# Best way to backup zfs to an Ultrium 5 drive?



## holm (Dec 20, 2021)

Hi all,

I've got three IBM Ultrium 5 Drives with fiber channel connector that came from an IBM (Tivoli?) Tape Library for free.
From a friend I've got an QLE2462 FC Controller and a FC cable, that all was laying around some time. Now after I've build an somewhat "new" PC, I had to chance to test what I got. The Tape Drives "TSU 500", "IBM ULT3580-TD5 CB10" aren't desktop drives, only one button is reachable at the front and in the original Box the drives are connected with some small cables to some periphery..

Nevertheless they seem to be working w/o much problems. Camcontrol says the tape is offline after a camcontrol tur, a 2nd camcontrol tur states the tape online and it works flawlesly with mt and tar.

Now I wish to backup my disks from time to time to tapes but want to avoid "big" solutions like Bakula or similar.
What is the best way to backup a ZFS? I know about ZFS send and snapshots, but some people mean that this isn't the best solution and suggest to use tar instead. Some people are warning that ZFS isn't forgiving any bitrot and suggest to use tar therefore..??

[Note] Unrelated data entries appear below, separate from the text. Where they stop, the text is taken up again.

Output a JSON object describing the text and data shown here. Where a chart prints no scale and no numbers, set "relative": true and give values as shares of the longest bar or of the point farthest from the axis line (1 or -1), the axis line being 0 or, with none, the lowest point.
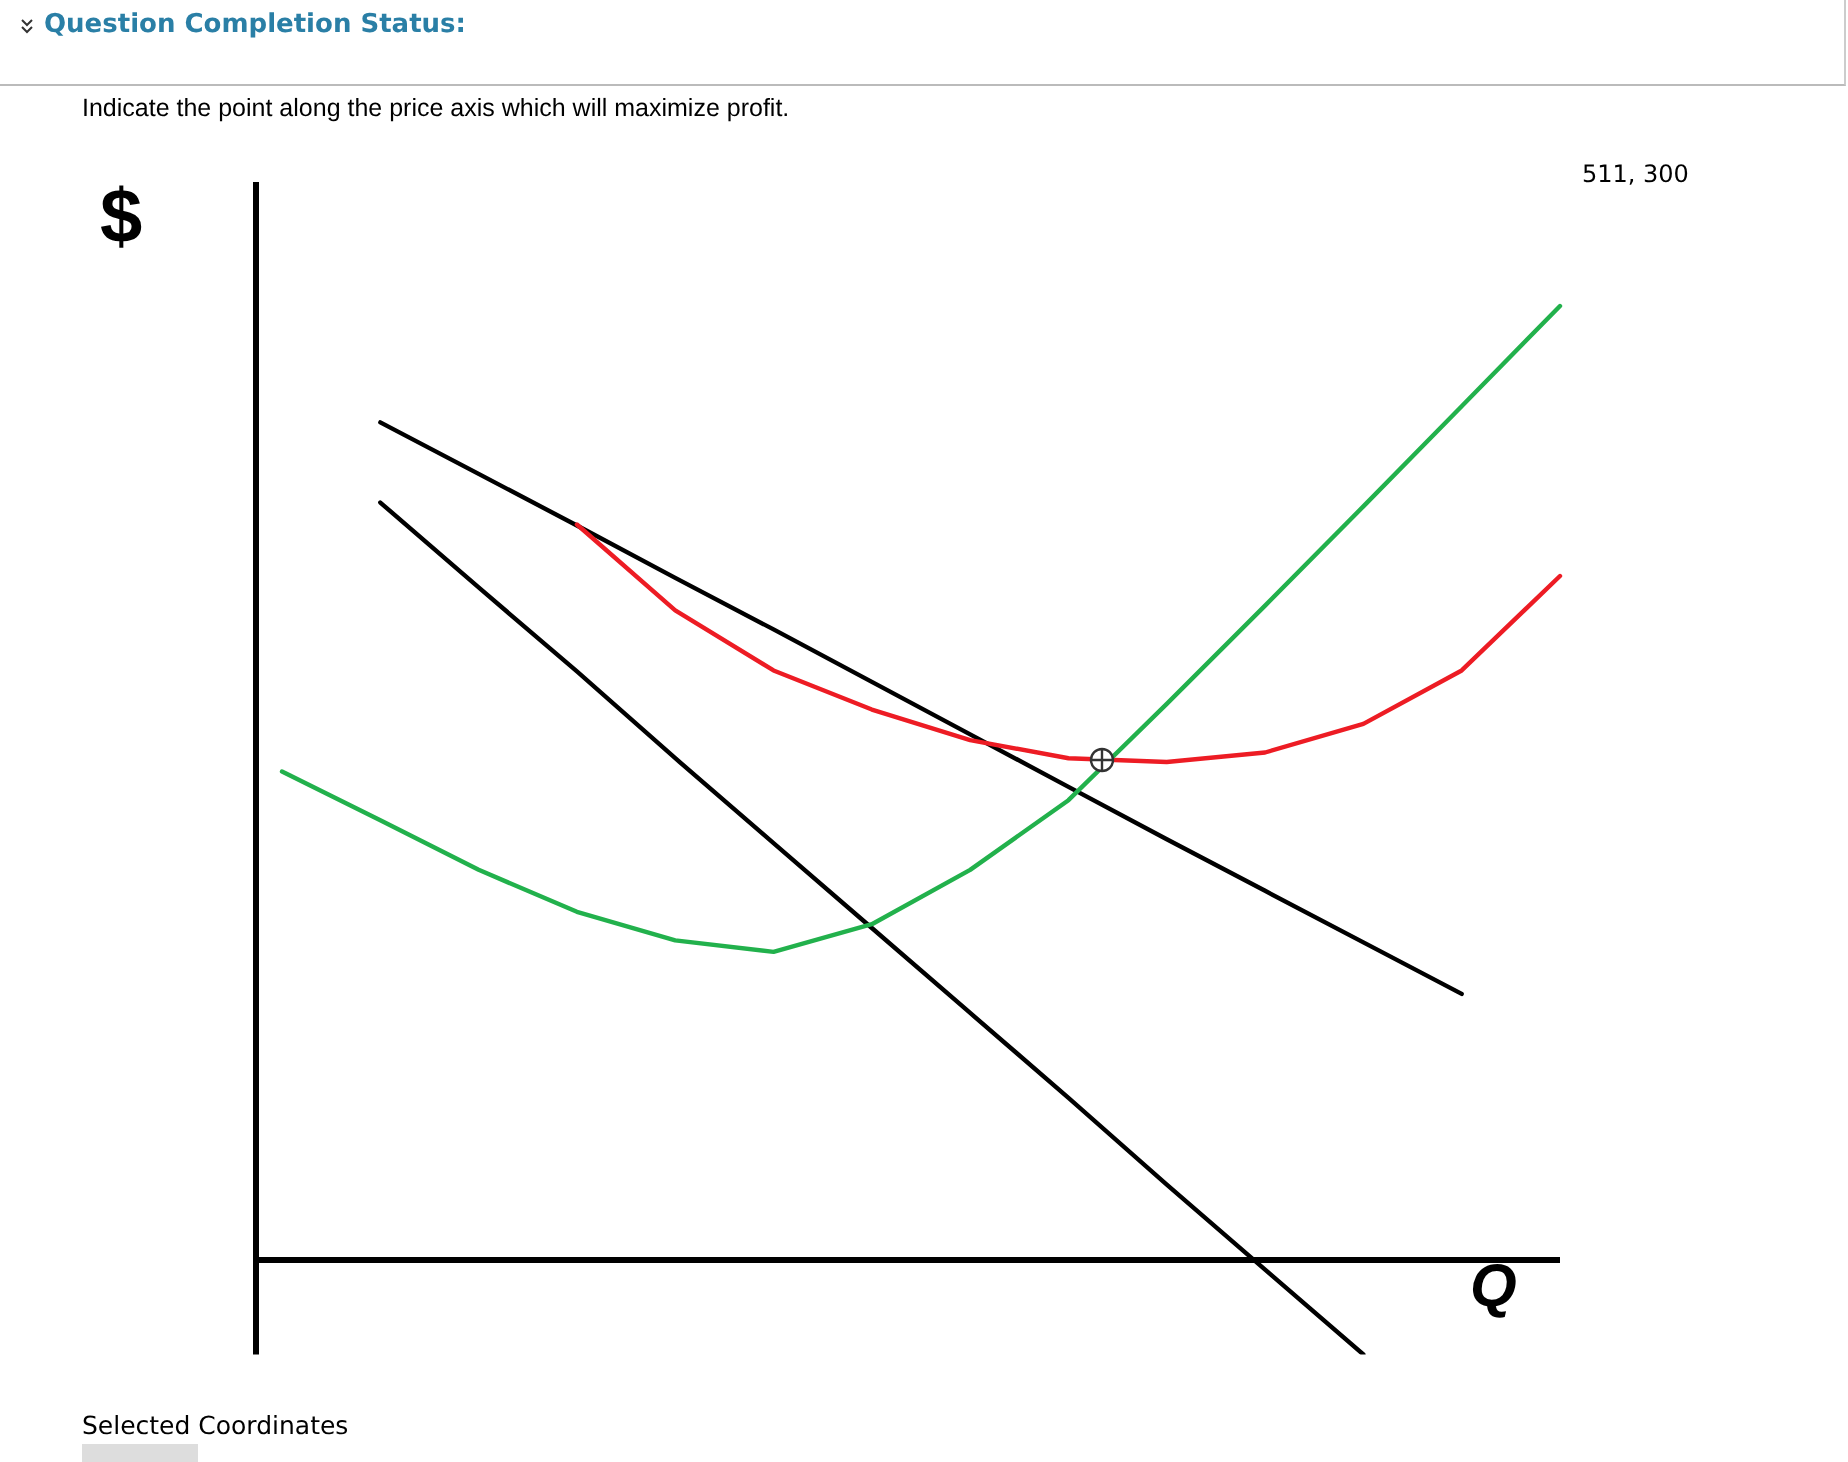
{
  "chart_data": {
    "type": "line",
    "title": "Indicate the point along the price axis which will maximize profit.",
    "xlabel": "Q",
    "ylabel": "$",
    "relative": true,
    "marker": "none",
    "line_style": "solid",
    "annotations": [
      "Question Completion Status:",
      "511, 300",
      "Selected Coordinates"
    ],
    "categories": [
      null,
      null,
      null,
      null,
      null,
      null,
      null,
      null,
      null,
      null,
      null,
      null,
      null,
      null
    ],
    "series": [
      {
        "color": "#000000",
        "values": [
          null,
          0.878,
          0.824,
          0.77,
          0.715,
          0.661,
          0.606,
          0.551,
          0.496,
          0.441,
          0.387,
          0.333,
          0.279,
          null
        ]
      },
      {
        "color": "#000000",
        "values": [
          null,
          0.794,
          0.705,
          0.617,
          0.526,
          0.437,
          0.348,
          0.259,
          0.17,
          0.079,
          -0.01,
          -0.099,
          null,
          null
        ]
      },
      {
        "color": "#ed1c24",
        "values": [
          null,
          null,
          null,
          0.771,
          0.681,
          0.618,
          0.577,
          0.545,
          0.526,
          0.522,
          0.532,
          0.562,
          0.618,
          0.717
        ]
      },
      {
        "color": "#22b14c",
        "values": [
          0.512,
          0.461,
          0.409,
          0.365,
          0.335,
          0.323,
          0.352,
          0.409,
          0.482,
          0.583,
          0.686,
          0.79,
          0.895,
          1.0
        ]
      }
    ]
  }
}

What backup system could I use for backing up my single PC (and maybe the Notebooks from my wife and my son)?

Thanks in advance,

Holm


----------



## covacat (Dec 20, 2021)

i'd use tar, but i find it overkill to use  a lto drive at home
i would ebay the drive and the hba and use usb harddrive(s)


----------



## holm (Dec 20, 2021)

I do have three drives ..for free, additional 1 controller for free..
I want to switch on the Drives PSU with an solid State Relais, do some nightly backup and switch it off again..
The goal is todo some incremental backups after a first complete one.

Regards,
Holm


----------



## chrbr (Dec 20, 2021)

Long time ago I have had a tape drive. At that time the saying was that bit rot makes it impossible to restore a tar archive. The suggestion was to use cpio instead. Then only files with the bit rot are corrupted. It can be that the situation has changed. That was a long time ago.
Kind regards from Fürth/Mittelfranken!


----------